Development drilling, though, is once again to total about 85 wells, and is not likely to rise in the near term. The number of barrels added per development well drilled has been far greater than in the past. From 2014 to 2018 the number of development wells drilled was one-third of what it had been, but production has been rising.

Some of the productivity gains are sustainable. “Production has been supported by improvements in facilities, infrastructure, and reservoir optimization,” the report said. New drilling techniques allowed companies to reduce the number of wells required. For example, the Catcher field in the North Sea was developed using 18 wells, which is expected to result in the same recovery level as 22 wells.

Lower Cost/Barrel

Rising production over the past 5 years has reduced the cost of producing a barrel of oil, or its energy-equivalent of gas, from $15.30/BOE in 2014 to $11.40/BOE. This reflects rising production—the total is up by 20% since 2014—and a focus on reducing the cost of every aspect of exploration and production.

“Companies are looking to sustain recent cost reductions and will not allow unit operating costs (cost/BOE produced) to increase,” the report said.

Rising oil and gas prices improved cash flow for UK operators last year, but “budgets remain tight.”

One risk factor is a decline in the service sector, which has been a strength in this mature basin.

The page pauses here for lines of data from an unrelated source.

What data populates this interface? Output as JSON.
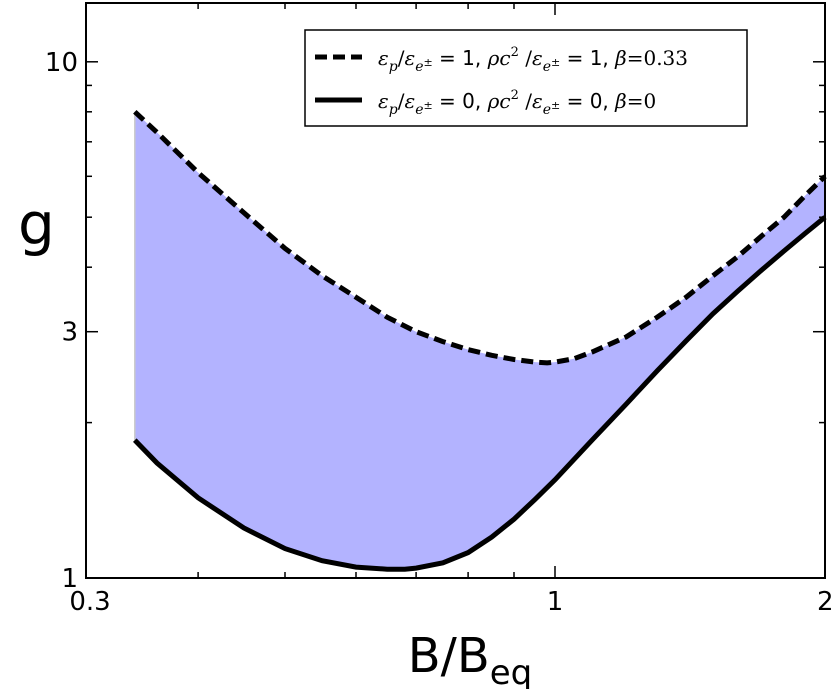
{
  "chart_data": {
    "type": "area",
    "xlabel_main": "B/B",
    "xlabel_sub": "eq",
    "ylabel": "g",
    "xscale": "log",
    "yscale": "log",
    "xlim": [
      0.3,
      2.0
    ],
    "ylim": [
      1.0,
      13.0
    ],
    "x_ticks": [
      {
        "value": 0.3,
        "label": "0.3"
      },
      {
        "value": 1.0,
        "label": "1"
      },
      {
        "value": 2.0,
        "label": "2"
      }
    ],
    "y_ticks": [
      {
        "value": 1.0,
        "label": "1"
      },
      {
        "value": 3.0,
        "label": "3"
      },
      {
        "value": 10.0,
        "label": "10"
      }
    ],
    "legend_position": "top-right",
    "fill_color": "#b3b3ff",
    "series": [
      {
        "label_parts": [
          {
            "t": "ε",
            "i": true
          },
          {
            "t": "p",
            "sub": true,
            "i": true
          },
          {
            "t": "/",
            "i": false
          },
          {
            "t": "ε",
            "i": true
          },
          {
            "t": "e",
            "sub": true,
            "i": true
          },
          {
            "t": "±",
            "subsup": true,
            "i": false
          },
          {
            "t": " = 1, ",
            "sans": true
          },
          {
            "t": "ρc",
            "i": true
          },
          {
            "t": "2",
            "sup": true
          },
          {
            "t": " /",
            "i": false
          },
          {
            "t": "ε",
            "i": true
          },
          {
            "t": "e",
            "sub": true,
            "i": true
          },
          {
            "t": "±",
            "subsup": true,
            "i": false
          },
          {
            "t": " = 1, ",
            "sans": true
          },
          {
            "t": "β",
            "i": true
          },
          {
            "t": "=0.33",
            "i": false
          }
        ],
        "style": "dashed",
        "color": "#000000",
        "x": [
          0.34,
          0.36,
          0.4,
          0.45,
          0.5,
          0.55,
          0.6,
          0.65,
          0.7,
          0.75,
          0.8,
          0.85,
          0.9,
          0.95,
          0.98,
          1.0,
          1.05,
          1.1,
          1.2,
          1.3,
          1.4,
          1.5,
          1.6,
          1.7,
          1.8,
          1.9,
          2.0
        ],
        "y": [
          8.0,
          7.3,
          6.1,
          5.1,
          4.35,
          3.85,
          3.5,
          3.2,
          3.0,
          2.87,
          2.77,
          2.7,
          2.65,
          2.62,
          2.61,
          2.62,
          2.66,
          2.74,
          2.93,
          3.2,
          3.5,
          3.85,
          4.2,
          4.6,
          5.0,
          5.5,
          6.0
        ]
      },
      {
        "label_parts": [
          {
            "t": "ε",
            "i": true
          },
          {
            "t": "p",
            "sub": true,
            "i": true
          },
          {
            "t": "/",
            "i": false
          },
          {
            "t": "ε",
            "i": true
          },
          {
            "t": "e",
            "sub": true,
            "i": true
          },
          {
            "t": "±",
            "subsup": true,
            "i": false
          },
          {
            "t": " = 0, ",
            "sans": true
          },
          {
            "t": "ρc",
            "i": true
          },
          {
            "t": "2",
            "sup": true
          },
          {
            "t": " /",
            "i": false
          },
          {
            "t": "ε",
            "i": true
          },
          {
            "t": "e",
            "sub": true,
            "i": true
          },
          {
            "t": "±",
            "subsup": true,
            "i": false
          },
          {
            "t": " = 0, ",
            "sans": true
          },
          {
            "t": "β",
            "i": true
          },
          {
            "t": "=0",
            "i": false
          }
        ],
        "style": "solid",
        "color": "#000000",
        "x": [
          0.34,
          0.36,
          0.4,
          0.45,
          0.5,
          0.55,
          0.6,
          0.65,
          0.68,
          0.7,
          0.75,
          0.8,
          0.85,
          0.9,
          0.95,
          1.0,
          1.1,
          1.2,
          1.3,
          1.4,
          1.5,
          1.6,
          1.7,
          1.8,
          1.9,
          2.0
        ],
        "y": [
          1.85,
          1.67,
          1.43,
          1.25,
          1.14,
          1.08,
          1.05,
          1.04,
          1.04,
          1.045,
          1.07,
          1.12,
          1.2,
          1.3,
          1.42,
          1.55,
          1.85,
          2.17,
          2.52,
          2.88,
          3.25,
          3.6,
          3.95,
          4.3,
          4.65,
          5.0
        ]
      }
    ]
  }
}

“There has been significant pressure on the supply chain in recent years. Drilling contractors have been amongst the most affected” due to reduced drilling, the report said. As a result, it said “a loss of capacity and resources within the drilling sector is a real threat to the ability of industry to meet any increase in drilling activity in a sustainable manner.” It predicted a tightening in the UK rig market this year as exploration drilling is expected to double.

On the plus side for the service sector, after years of capital spending declines, this may be the first year where service providers see an increase, though a small one.

Future budgets will remain tight. Oil and Gas UK formed a Well Forum to find and implement ways to reduce the cost of drilling and make the wells produced more productive.

The Oil & Gas Technology Centre in Aberdeen is working on developing new methods to increase the productivity and reduce costs by deploying new digital technology, extending the life of old assets, finding ways to develop marginal discoveries, and lowering the cost of decommissioning.